Why not subscribe?

Wednesday, November 28, 2007

Bad Graph Mars Suicide Barrier Argument

UPDATE: In the comments, Glasgow provides a link to an improved graph that does not have the problems noted here, but supports the point of his article.

Garrett Glasgow wants to fight the installation of a suicide barrier on the Cold Spring Harbor Bridge in the worst way, and in this graph he seems to find the worst way.

On the X axis, we have the number of high bridges in each state. On the Y axis we have the suicide RATE for each of several years. So, there are probably about 800 points on this graph. These will be collinear, but that's a minor error compared to others shown here.

First, he's comparing a NUMBER on the X axis with a RATE on the Y axis. That's not really Kosher in most cases. The rate is relatively dimensionless -- the average rate won't vary with the size of the state. The number of bridges does vary though. In order to see this more clearly, suppose we divided California into two states, NoCal and SoCal. The number of bridges would be roughly half the previous number, but the suicide rate wouldn't change. So, if we had 10 bridges and a suicide rate of 15, we might see 5 bridges and a suicide rate of 14 in one half, and 5 bridges with a suicide rate of 16 in the other half.

Second, he's done an unconvincing regression analysis, which "reveals there is a negative relationship between the overall suicide rate and the number of bridges in a state, exactly the opposite of the relationship we would expect to see if bridges helped cause suicides."

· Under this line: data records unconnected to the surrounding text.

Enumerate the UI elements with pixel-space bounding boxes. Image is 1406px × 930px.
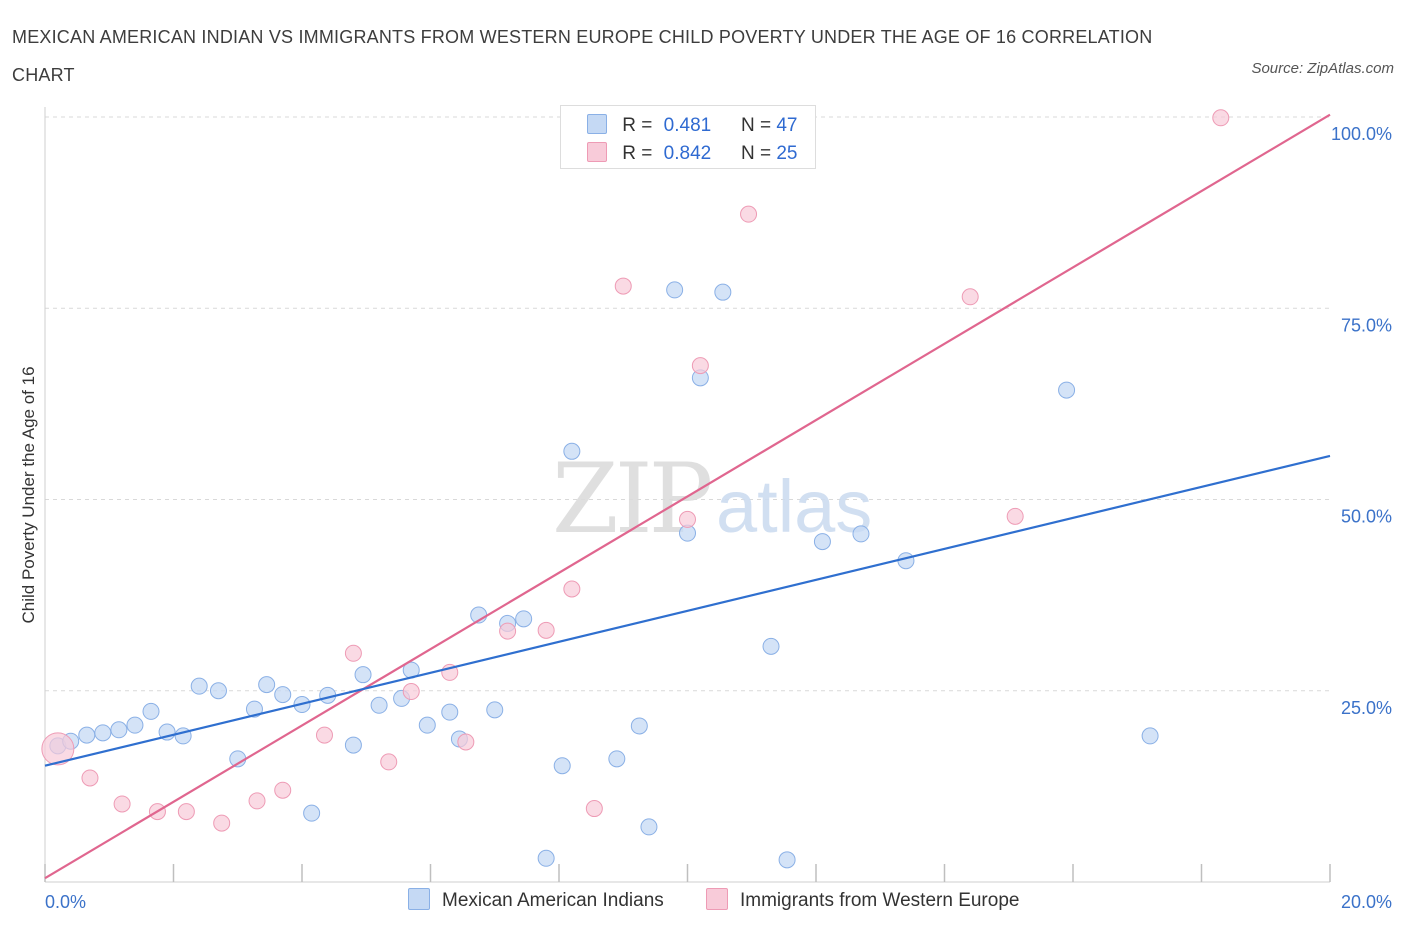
data-point <box>213 814 231 832</box>
series-legend: Mexican American Indians Immigrants from… <box>0 888 1406 916</box>
data-point <box>1212 109 1230 127</box>
series-legend-label: Immigrants from Western Europe <box>740 890 1020 911</box>
data-point <box>142 702 160 720</box>
gridlines <box>45 116 1330 692</box>
legend-r-label: R = <box>622 115 658 136</box>
data-point <box>813 533 831 551</box>
data-point <box>370 696 388 714</box>
data-point <box>177 803 195 821</box>
data-point <box>515 610 533 628</box>
trend-lines <box>44 113 1331 880</box>
data-point <box>640 818 658 836</box>
series-legend-swatch-blue <box>408 888 430 910</box>
data-point <box>78 726 96 744</box>
legend-row-blue: R = 0.481 N = 47 <box>587 114 797 138</box>
trend-line-pink <box>44 113 1331 880</box>
data-point <box>402 683 420 701</box>
data-point <box>778 851 796 869</box>
data-point <box>897 552 915 570</box>
tick-labels: 25.0% 50.0% 75.0% 100.0% 0.0% 20.0% <box>45 124 1392 912</box>
data-point <box>691 357 709 375</box>
series-legend-item-pink: Immigrants from Western Europe <box>706 888 1019 912</box>
legend-n-label: N = <box>740 115 777 136</box>
legend: R = 0.481 N = 47 R = 0.842 N = 25 <box>560 105 816 169</box>
data-point <box>274 686 292 704</box>
data-point <box>344 736 362 754</box>
data-point <box>441 703 459 721</box>
data-point <box>126 716 144 734</box>
series-legend-label: Mexican American Indians <box>442 890 664 911</box>
legend-n-label: N = <box>740 143 777 164</box>
legend-r-value: 0.842 <box>663 143 712 164</box>
watermark: ZIP atlas <box>552 443 872 555</box>
y-tick-label: 75.0% <box>1341 315 1392 335</box>
data-point <box>110 721 128 739</box>
data-point <box>380 753 398 771</box>
data-point <box>762 637 780 655</box>
legend-r-value: 0.481 <box>663 115 712 136</box>
data-point <box>537 621 555 639</box>
data-point <box>113 795 131 813</box>
data-point <box>41 732 75 766</box>
data-point <box>679 510 696 528</box>
data-point <box>418 716 436 734</box>
data-point <box>303 804 321 822</box>
data-point <box>1058 381 1076 399</box>
x-tick-label: 20.0% <box>1341 892 1392 912</box>
data-point <box>714 283 732 301</box>
data-point <box>274 781 292 799</box>
series-legend-item-blue: Mexican American Indians <box>408 888 664 912</box>
data-point <box>81 769 99 787</box>
x-tick-label: 0.0% <box>45 892 86 912</box>
data-point <box>740 205 758 223</box>
data-point <box>1141 727 1159 745</box>
data-point <box>563 442 581 460</box>
data-point <box>961 288 979 306</box>
y-tick-label: 50.0% <box>1341 507 1392 527</box>
y-tick-label: 100.0% <box>1331 124 1392 144</box>
series-legend-swatch-pink <box>706 888 728 910</box>
data-point <box>245 700 263 718</box>
data-point <box>563 580 581 598</box>
axes <box>44 107 1331 883</box>
trend-line-blue <box>44 454 1331 767</box>
data-point <box>585 800 603 818</box>
data-point <box>630 717 648 735</box>
data-point <box>457 733 475 751</box>
data-point <box>190 677 208 695</box>
legend-n-value: 25 <box>776 143 798 164</box>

That's not what I see here. I see a lot of variation in the suicide rate. I see a bunch of states with few big bridges, and I see all the data from 6 bridges on out to 35 essentially showing no trend at all. Whatever state has about 12 bridges might be a bit lower than average on the suicide rate, but there could be many causes for that. The data are very skewed, but no attempt seems to have been made to deal with that.

So, what I see here is (a) a bogus comparison being made on the graph, and (b) a regression analysis doomed to failure because of the incompatibility of the X-axis variable with the Y-axis variable -- nevertheless overinterpreted as showing an important contrary result.

I'm not sure how I would change the number of high bridges into a rate number than could then be compared to the suicide rate. Should this be the number of high bridges per 100,000 population in a state? That's probably the most reasonable thing, but some of these bridges might be in remote areas with little local population.